This invention relates to a liquid crystal display device using a dichroic dye.
As a display for information processing equipment such as a personal computer, a liquid crystal display device (LCD) of TN (twisted nematic) mode or STN (super twisted nematic) mode is extensively utilized at present.
In TN or STN-LCD, the alignment of liquid crystal molecules in the liquid crystal cell is kept twisted in the initial state. Light entering into the liquid crystal cell emerges from the cell accompanying with a change in the polarized state that has been induced by the twisted alignment and birefringence of the liquid crystal molecules. On the other hand, when an electric field is applied to the liquid crystal cell, the liquid crystal molecules are realigned in the direction of electric field so that the twisted structure thereof is released and the birefringence is no more generated, and hence the incident light emerges from the cell without any change in polarized state. Therefore, when a liquid crystal cell is sandwiched by a pair of linear polarizers, the change in optical characteristics of liquid crystal layer due to the application of electric field can be observed as a change in intensity of light.
The LCD is advantageous over the CRT (cathode ray tube) display because of its low power consumption. However, since the polarizers are employed in the TN- or STN-LCD, the utilization efficiency of incident light on the LCD is substantially low. Therefore, in order to ensure a sufficient brightness, most of the LCD is provided with a backlight. In particular, in an LCD provided with a color filter, a relatively strong backlight is required, because the light transmitting through the liquid crystal will be considerably reduced.

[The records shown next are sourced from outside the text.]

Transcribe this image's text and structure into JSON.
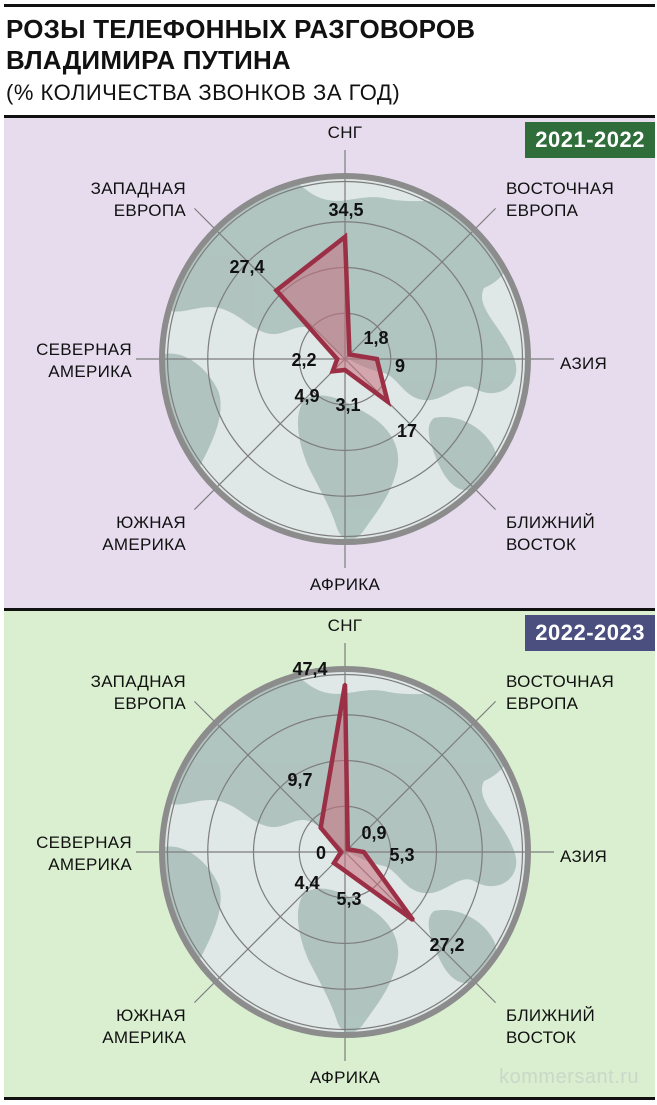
{
  "header": {
    "title_line1": "РОЗЫ ТЕЛЕФОННЫХ РАЗГОВОРОВ",
    "title_line2": "ВЛАДИМИРА ПУТИНА",
    "subtitle": "(% КОЛИЧЕСТВА ЗВОНКОВ ЗА ГОД)"
  },
  "watermark": "kommersant.ru",
  "colors": {
    "panel1_bg": "#e6dcee",
    "panel2_bg": "#d9efd0",
    "badge1": "#2f6e3a",
    "badge2": "#4a4f80",
    "rose_stroke": "#9b2f46",
    "rose_fill": "#c96f7e",
    "globe_ocean": "#dfe8e6",
    "globe_land": "#a8bdb8",
    "globe_rim": "#8c8c8c"
  },
  "chart_data": [
    {
      "type": "radar",
      "period": "2021-2022",
      "axes": [
        {
          "label_lines": [
            "СНГ"
          ],
          "value": 34.5,
          "value_label": "34,5"
        },
        {
          "label_lines": [
            "ВОСТОЧНАЯ",
            "ЕВРОПА"
          ],
          "value": 1.8,
          "value_label": "1,8"
        },
        {
          "label_lines": [
            "АЗИЯ"
          ],
          "value": 9,
          "value_label": "9"
        },
        {
          "label_lines": [
            "БЛИЖНИЙ",
            "ВОСТОК"
          ],
          "value": 17,
          "value_label": "17"
        },
        {
          "label_lines": [
            "АФРИКА"
          ],
          "value": 3.1,
          "value_label": "3,1"
        },
        {
          "label_lines": [
            "ЮЖНАЯ",
            "АМЕРИКА"
          ],
          "value": 4.9,
          "value_label": "4,9"
        },
        {
          "label_lines": [
            "СЕВЕРНАЯ",
            "АМЕРИКА"
          ],
          "value": 2.2,
          "value_label": "2,2"
        },
        {
          "label_lines": [
            "ЗАПАДНАЯ",
            "ЕВРОПА"
          ],
          "value": 27.4,
          "value_label": "27,4"
        }
      ]
    },
    {
      "type": "radar",
      "period": "2022-2023",
      "axes": [
        {
          "label_lines": [
            "СНГ"
          ],
          "value": 47.4,
          "value_label": "47,4"
        },
        {
          "label_lines": [
            "ВОСТОЧНАЯ",
            "ЕВРОПА"
          ],
          "value": 0.9,
          "value_label": "0,9"
        },
        {
          "label_lines": [
            "АЗИЯ"
          ],
          "value": 5.3,
          "value_label": "5,3"
        },
        {
          "label_lines": [
            "БЛИЖНИЙ",
            "ВОСТОК"
          ],
          "value": 27.2,
          "value_label": "27,2"
        },
        {
          "label_lines": [
            "АФРИКА"
          ],
          "value": 5.3,
          "value_label": "5,3"
        },
        {
          "label_lines": [
            "ЮЖНАЯ",
            "АМЕРИКА"
          ],
          "value": 4.4,
          "value_label": "4,4"
        },
        {
          "label_lines": [
            "СЕВЕРНАЯ",
            "АМЕРИКА"
          ],
          "value": 0,
          "value_label": "0"
        },
        {
          "label_lines": [
            "ЗАПАДНАЯ",
            "ЕВРОПА"
          ],
          "value": 9.7,
          "value_label": "9,7"
        }
      ]
    }
  ]
}
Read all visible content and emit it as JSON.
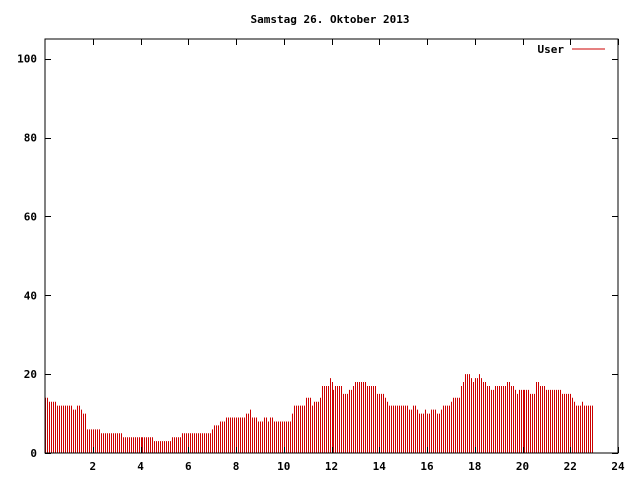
{
  "chart_data": {
    "type": "bar",
    "title": "Samstag 26. Oktober 2013",
    "xlabel": "",
    "ylabel": "",
    "xlim": [
      0,
      24
    ],
    "ylim": [
      0,
      105
    ],
    "x_ticks": [
      "2",
      "4",
      "6",
      "8",
      "10",
      "12",
      "14",
      "16",
      "18",
      "20",
      "22",
      "24"
    ],
    "y_ticks": [
      "0",
      "20",
      "40",
      "60",
      "80",
      "100"
    ],
    "grid": false,
    "legend_position": "top-right",
    "bar_color": "#cc0000",
    "sample_interval_minutes": 5,
    "series": [
      {
        "name": "User",
        "values": [
          14,
          14,
          13,
          13,
          13,
          13,
          12,
          12,
          12,
          12,
          12,
          12,
          12,
          12,
          11,
          11,
          12,
          12,
          11,
          10,
          10,
          6,
          6,
          6,
          6,
          6,
          6,
          6,
          5,
          5,
          5,
          5,
          5,
          5,
          5,
          5,
          5,
          5,
          5,
          4,
          4,
          4,
          4,
          4,
          4,
          4,
          4,
          4,
          4,
          4,
          4,
          4,
          4,
          4,
          4,
          3,
          3,
          3,
          3,
          3,
          3,
          3,
          3,
          3,
          4,
          4,
          4,
          4,
          4,
          5,
          5,
          5,
          5,
          5,
          5,
          5,
          5,
          5,
          5,
          5,
          5,
          5,
          5,
          5,
          6,
          7,
          7,
          7,
          8,
          8,
          8,
          9,
          9,
          9,
          9,
          9,
          9,
          9,
          9,
          9,
          9,
          10,
          10,
          11,
          9,
          9,
          9,
          8,
          8,
          8,
          9,
          9,
          8,
          9,
          9,
          8,
          8,
          8,
          8,
          8,
          8,
          8,
          8,
          8,
          10,
          12,
          12,
          12,
          12,
          12,
          12,
          14,
          14,
          14,
          12,
          13,
          13,
          13,
          14,
          17,
          17,
          17,
          17,
          19,
          18,
          16,
          17,
          17,
          17,
          17,
          15,
          15,
          15,
          16,
          16,
          17,
          18,
          18,
          18,
          18,
          18,
          18,
          17,
          17,
          17,
          17,
          17,
          15,
          15,
          15,
          15,
          14,
          13,
          12,
          12,
          12,
          12,
          12,
          12,
          12,
          12,
          12,
          12,
          11,
          11,
          12,
          12,
          11,
          10,
          10,
          10,
          11,
          10,
          10,
          11,
          11,
          11,
          10,
          10,
          11,
          12,
          12,
          12,
          12,
          13,
          14,
          14,
          14,
          14,
          17,
          18,
          20,
          20,
          20,
          19,
          18,
          19,
          19,
          20,
          19,
          18,
          18,
          17,
          17,
          16,
          16,
          17,
          17,
          17,
          17,
          17,
          17,
          18,
          18,
          17,
          17,
          16,
          15,
          16,
          16,
          16,
          16,
          16,
          16,
          15,
          15,
          15,
          18,
          18,
          17,
          17,
          17,
          16,
          16,
          16,
          16,
          16,
          16,
          16,
          16,
          15,
          15,
          15,
          15,
          15,
          14,
          13,
          12,
          12,
          12,
          13,
          12,
          12,
          12,
          12,
          12
        ]
      }
    ]
  }
}
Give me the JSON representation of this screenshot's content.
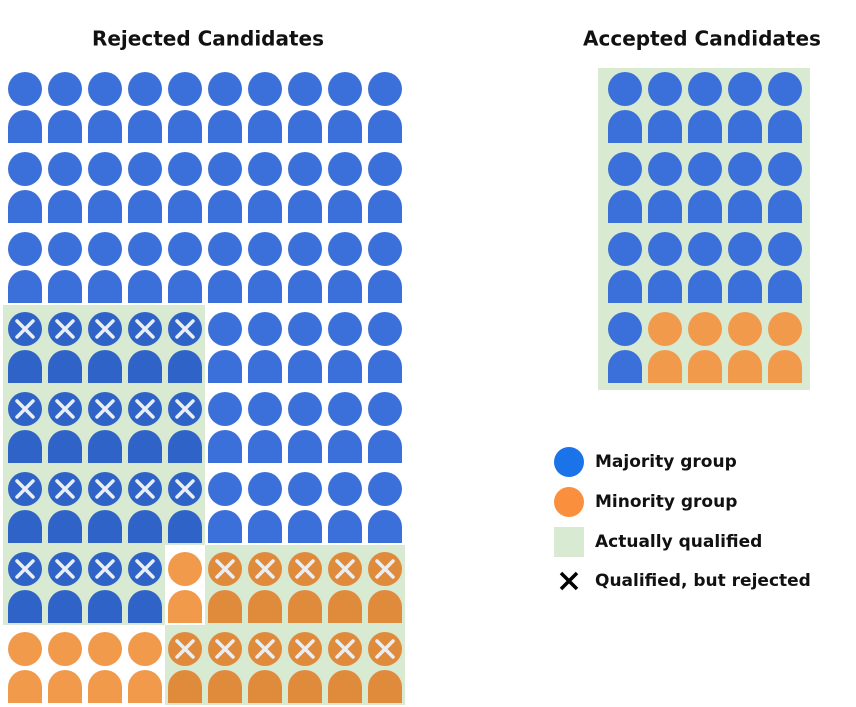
{
  "panels": {
    "rejected": {
      "title": "Rejected Candidates"
    },
    "accepted": {
      "title": "Accepted Candidates"
    }
  },
  "legend": {
    "items": [
      {
        "label": "Majority group"
      },
      {
        "label": "Minority group"
      },
      {
        "label": "Actually qualified"
      },
      {
        "label": "Qualified, but rejected"
      }
    ]
  }
}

The power required for the backlight is almost equal to the power consumption required for driving the liquid crystal cell, the backlight becomes a cause for limiting the operating time in a potable display in which the electric power is supplied by a battery. Moreover, the backlight is not preferable in the respect that it would lead to the fatigue of operator's eyes.
Under the circumstances, the development of a reflective liquid crystal display device of guest-host mode (GH-LCD) in which the backlight is not necessary has been extensively studied. The GH-LCD employs a liquid crystal containing a dichroic dye and is advantageous in that it enables to obtain a bright color display and is relatively wide in angle of visibility.

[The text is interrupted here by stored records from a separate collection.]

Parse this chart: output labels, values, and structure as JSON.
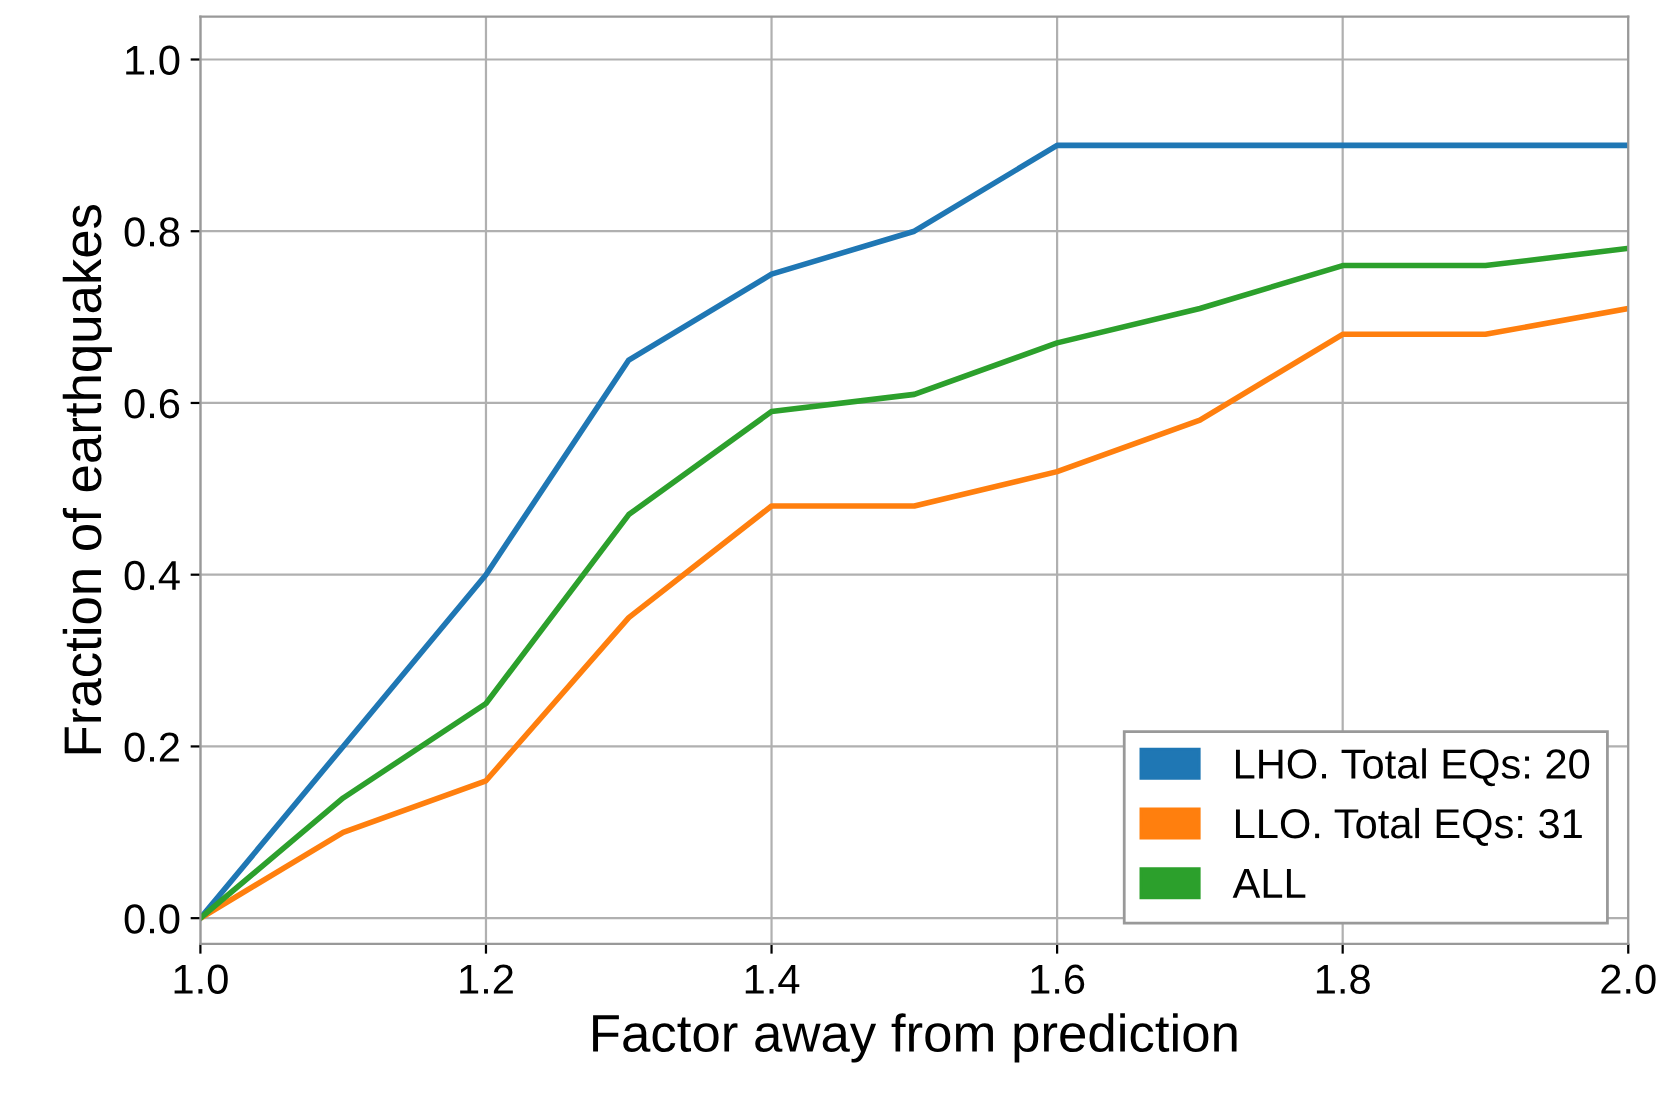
{
  "chart_data": {
    "type": "line",
    "xlabel": "Factor away from prediction",
    "ylabel": "Fraction of earthquakes",
    "x": [
      1.0,
      1.1,
      1.2,
      1.3,
      1.4,
      1.5,
      1.6,
      1.7,
      1.8,
      1.9,
      2.0
    ],
    "series": [
      {
        "name": "LHO. Total EQs: 20",
        "color": "#1f77b4",
        "values": [
          0,
          0.2,
          0.4,
          0.65,
          0.75,
          0.8,
          0.9,
          0.9,
          0.9,
          0.9,
          0.9
        ]
      },
      {
        "name": "LLO. Total EQs: 31",
        "color": "#ff7f0e",
        "values": [
          0,
          0.1,
          0.16,
          0.35,
          0.48,
          0.48,
          0.52,
          0.58,
          0.68,
          0.68,
          0.71
        ]
      },
      {
        "name": "ALL",
        "color": "#2ca02c",
        "values": [
          0,
          0.14,
          0.25,
          0.47,
          0.59,
          0.61,
          0.67,
          0.71,
          0.76,
          0.76,
          0.78
        ]
      }
    ],
    "xlim": [
      1.0,
      2.0
    ],
    "xticks": [
      {
        "value": 1.0,
        "label": "1.0"
      },
      1.2,
      1.4,
      1.6,
      1.8,
      {
        "value": 2.0,
        "label": "2.0"
      }
    ],
    "ylim": [
      -0.03,
      1.05
    ],
    "yticks": [
      {
        "value": 0.0,
        "label": "0.0"
      },
      0.2,
      0.4,
      0.6,
      0.8,
      {
        "value": 1.0,
        "label": "1.0"
      }
    ],
    "grid": true,
    "legend": "bottom right",
    "marker": "none",
    "line_style": "solid"
  }
}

As for the driving system of LCD, driving by a thin film transistor (TFT) is now getting more popular because of the advantages that it is thin and light and enables to obtain a clear image. In the TFT driving system, a fluorinated liquid crystal can be employed more advantageously because it is highly hydrophobic.
In order to realize a bright and clear color display in the GH-LCD, the liquid crystal is required to contain a large quantity of dichroic dye so as to represent high absorbance. Accordingly, the dichroic dye is required to have high solubility and dissolution stability in relative to the liquid crystal (in particular, to a fluorinated liquid crystal). Note that, if the cell gap is enlarged so as to compensate a low absorbance, the power consumption would be increased and the response of the liquid crystal to the electric field would be also deteriorated.
Further, in order to realize a GH-LCD driven by TFT, it is very important that the liquid crystal has a high voltage holding capacity. In order to ensure this property, the resistance of the liquid crystal layer is required to be sufficiently high. However, there is a problem in this case that the resistance as well as the voltage holding capacity of the liquid crystal layer may be extremely deteriorated due to a photo-degradation of the dichroic dye mixed in the liquid crystal. Therefore, the dichroic dye is desired to be excellent in resistance to photo-degradation.
At present, an azo dye or an anthraquinone dye has been mainly employed as a dichroic dye. The azo dye is excellent in linearity of molecule, and thus most azo dyes are excellent in solubility to a liquid crystal having a linear structure. However, the azo dye is defective in that it is poor in resistance to light. On the other hand, the anthraquinone dye is excellent in resistivity to light as compared with the azo dye and hence deemed to be more suited for use in the TFT driving system. However, the conventional anthraquinone dyes are poor in solubility to the liquid crystal.
Meanwhile, there is also known a coumarin dye as a dichroic dye having a high absorption coefficient. However, the conventional coumarin dyes are hardly soluble to the liquid crystal at low temperatures. Therefore, when the LCD is exposed to a low temperature, the coumarin dye is caused to precipitate. Once the coumarin dye is precipitated, it is very difficult to redissolve the coumarin dye into the liquid crystal.
Under the circumstances as mentioned above, many attempts have been made to improve the solubility of anthraquinone dyes and coumarin dyes. However, none of them have been successful to sufficiently improve the solubility of these dyes.